The investigation showed that the computers had been used to remotely access the Jaguars spare server. The FBI also found thousands of images and hundreds of videos depicting the sexual abuse and torture of young children, the U.S. Attorney’s Office said.
Log files from Thompson’s iPhone, iPad, and two laptops showed that all those devices had been used to remotely access the spare server.
Thompson traveled to the Bahamas on a work trip in July 2019, then registered as a sex offender when he returned July 15, prosecutors said. But he failed to report the travel as required by the Sex Offender Registration and Notification Act. That same day, Thompson also received child sexual abuse material on his computer.
Twelve days later, Thompson fled to the Philippines, again failing to report his travel.
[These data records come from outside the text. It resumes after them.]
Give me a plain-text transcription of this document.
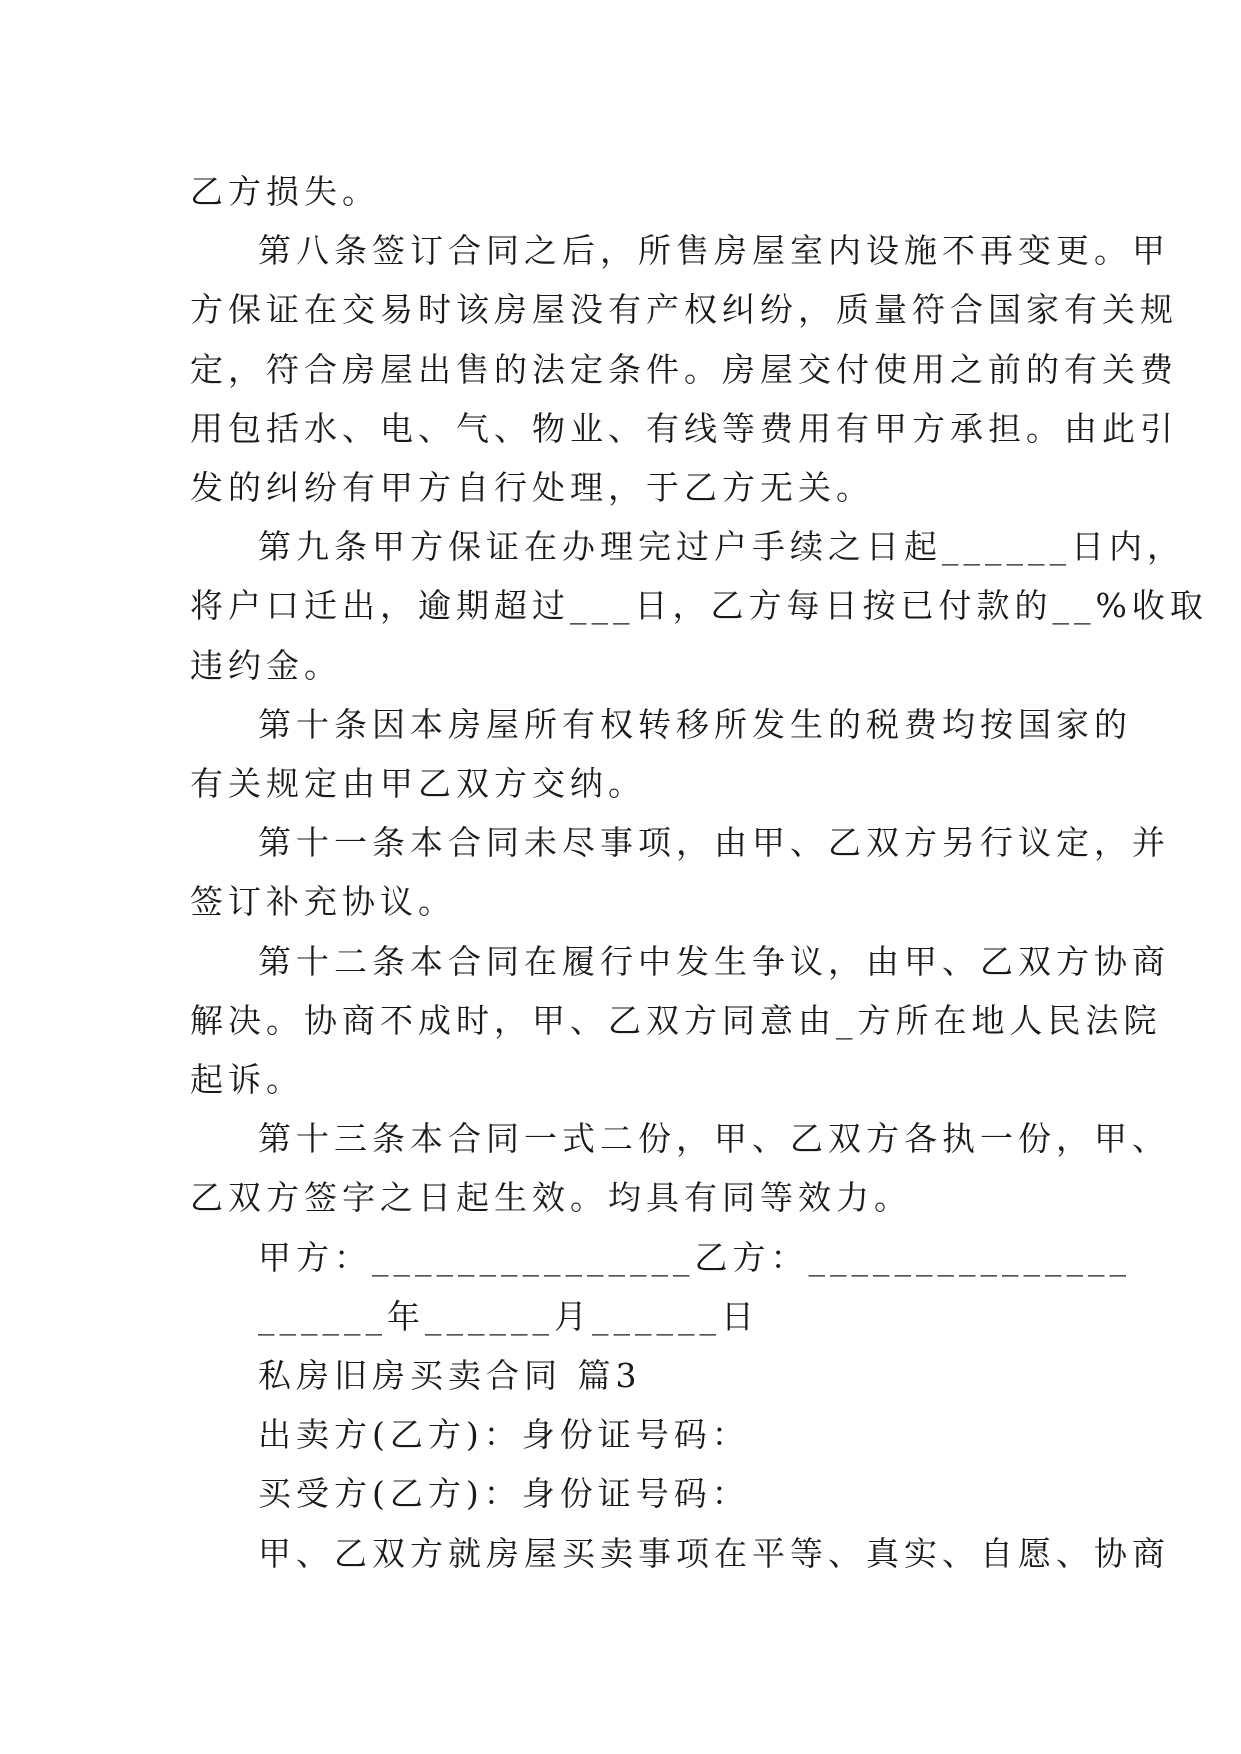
乙方损失。

第八条签订合同之后，所售房屋室内设施不再变更。甲

方保证在交易时该房屋没有产权纠纷，质量符合国家有关规

定，符合房屋出售的法定条件。房屋交付使用之前的有关费

用包括水、电、气、物业、有线等费用有甲方承担。由此引

发的纠纷有甲方自行处理，于乙方无关。

第九条甲方保证在办理完过户手续之日起______日内，

将户口迁出，逾期超过___日，乙方每日按已付款的__%收取

违约金。

第十条因本房屋所有权转移所发生的税费均按国家的

有关规定由甲乙双方交纳。

第十一条本合同未尽事项，由甲、乙双方另行议定，并

签订补充协议。

第十二条本合同在履行中发生争议，由甲、乙双方协商

解决。协商不成时，甲、乙双方同意由_方所在地人民法院

起诉。

第十三条本合同一式二份，甲、乙双方各执一份，甲、

乙双方签字之日起生效。均具有同等效力。

甲方：_______________乙方：_______________

______年______月______日

私房旧房买卖合同 篇3

出卖方(乙方)：身份证号码：

买受方(乙方)：身份证号码：

甲、乙双方就房屋买卖事项在平等、真实、自愿、协商
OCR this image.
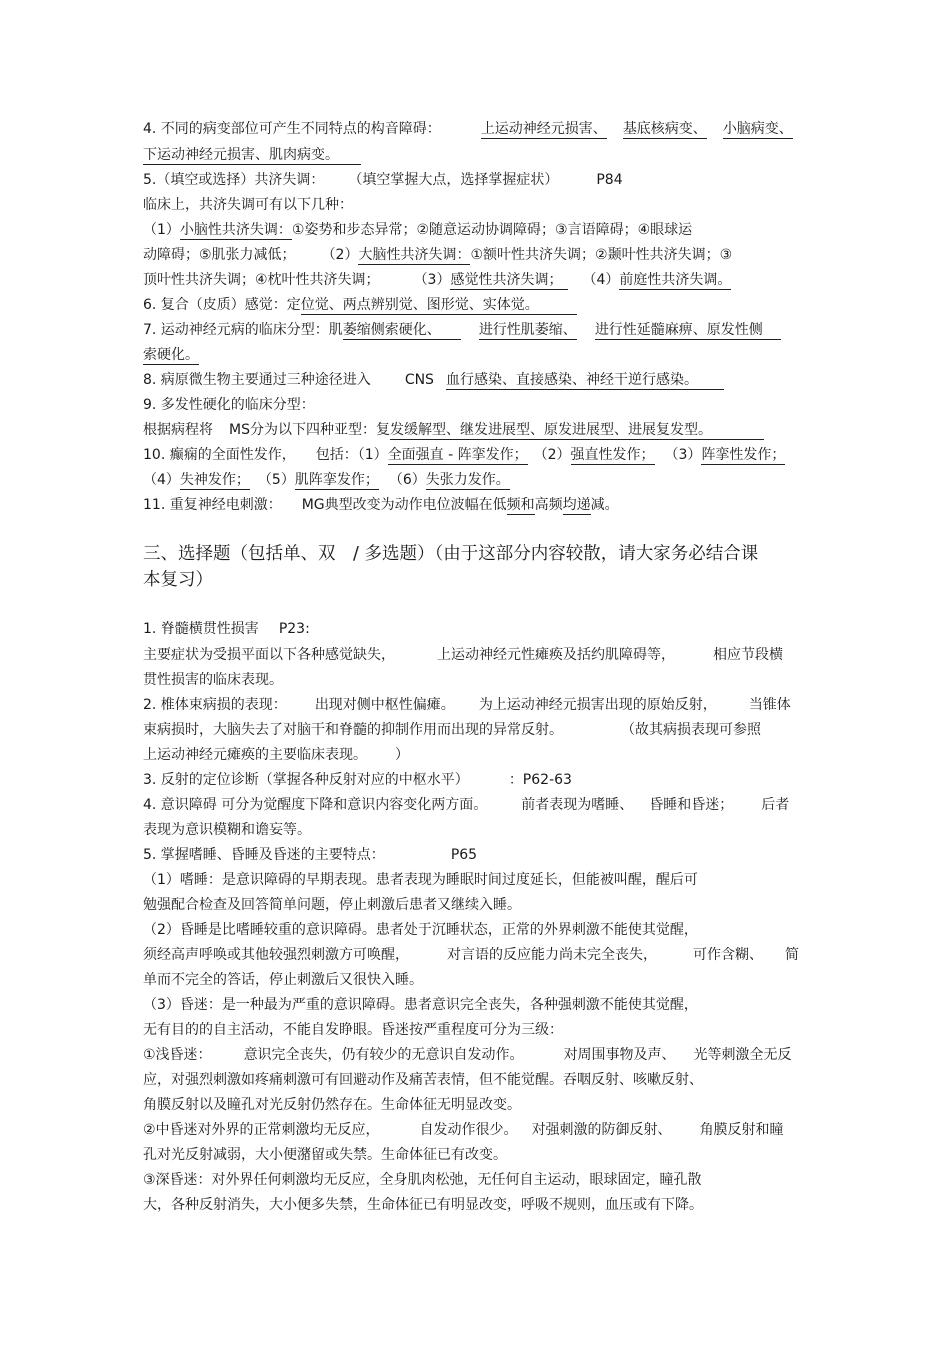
4. 不同的病变部位可产生不同特点的构音障碍：	上运动神经元损害、 基底核病变、 小脑病变、
下运动神经元损害、肌肉病变。
5.（填空或选择）共济失调： （填空掌握大点，选择掌握症状）	P84
临床上，共济失调可有以下几种：
（1）小脑性共济失调：①姿势和步态异常；②随意运动协调障碍；③言语障碍；④眼球运
动障碍；⑤肌张力减低； （2）大脑性共济失调：①额叶性共济失调；②颞叶性共济失调；③
顶叶性共济失调；④枕叶性共济失调； （3）感觉性共济失调； （4）前庭性共济失调。
6. 复合（皮质）感觉：定位觉、两点辨别觉、图形觉、实体觉。
7. 运动神经元病的临床分型：肌萎缩侧索硬化、	进行性肌萎缩、 进行性延髓麻痹、原发性侧
索硬化。
8. 病原微生物主要通过三种途径进入 CNS 血行感染、直接感染、神经干逆行感染。
9. 多发性硬化的临床分型：
根据病程将 MS分为以下四种亚型：复发缓解型、继发进展型、原发进展型、进展复发型。
10. 癫痫的全面性发作， 包括：（1）全面强直 - 阵挛发作； （2）强直性发作； （3）阵挛性发作；
（4）失神发作； （5）肌阵挛发作； （6）失张力发作。
11. 重复神经电刺激： MG典型改变为动作电位波幅在低频和高频均递减。
三、选择题（包括单、双　/ 多选题）（由于这部分内容较散，请大家务必结合课
本复习）
1. 脊髓横贯性损害 P23:
主要症状为受损平面以下各种感觉缺失，	上运动神经元性瘫痪及括约肌障碍等，	相应节段横
贯性损害的临床表现。
2. 椎体束病损的表现： 出现对侧中枢性偏瘫。 为上运动神经元损害出现的原始反射， 当锥体
束病损时，大脑失去了对脑干和脊髓的抑制作用而出现的异常反射。	（故其病损表现可参照
上运动神经元瘫痪的主要临床表现。 ）
3. 反射的定位诊断（掌握各种反射对应的中枢水平）	：P62-63
4. 意识障碍 可分为觉醒度下降和意识内容变化两方面。 前者表现为嗜睡、 昏睡和昏迷； 后者
表现为意识模糊和谵妄等。
5. 掌握嗜睡、昏睡及昏迷的主要特点：	P65
（1）嗜睡：是意识障碍的早期表现。患者表现为睡眠时间过度延长，但能被叫醒，醒后可
勉强配合检查及回答简单问题，停止刺激后患者又继续入睡。
（2）昏睡是比嗜睡较重的意识障碍。患者处于沉睡状态，正常的外界刺激不能使其觉醒，
须经高声呼唤或其他较强烈刺激方可唤醒，	对言语的反应能力尚未完全丧失，	可作含糊、 简
单而不完全的答话，停止刺激后又很快入睡。
（3）昏迷：是一种最为严重的意识障碍。患者意识完全丧失，各种强刺激不能使其觉醒，
无有目的的自主活动，不能自发睁眼。昏迷按严重程度可分为三级：
①浅昏迷： 意识完全丧失，仍有较少的无意识自发动作。	对周围事物及声、 光等刺激全无反
应，对强烈刺激如疼痛刺激可有回避动作及痛苦表情，但不能觉醒。吞咽反射、咳嗽反射、
角膜反射以及瞳孔对光反射仍然存在。生命体征无明显改变。
②中昏迷对外界的正常刺激均无反应，	自发动作很少。 对强刺激的防御反射、 角膜反射和瞳
孔对光反射减弱，大小便潴留或失禁。生命体征已有改变。
③深昏迷：对外界任何刺激均无反应，全身肌肉松弛，无任何自主运动，眼球固定，瞳孔散
大，各种反射消失，大小便多失禁，生命体征已有明显改变，呼吸不规则，血压或有下降。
His passport was revoked, and he was deported from the Philippines on Jan. 31, 2020, then arrested by the FBI and held pending trial, the U.S. Attorney’s Office said.
Champion said she had long tracked Thompson via his social media as he used various names.
As for her son, Champion said he told her he testified openly about the abuse at this month’s trial “to stop it from happening to any other little boy.”
She said he still has post-traumatic stress disorder, decades after what happened, but has built a career in information technolgy and medical billing, and running a medical clinic for his mother.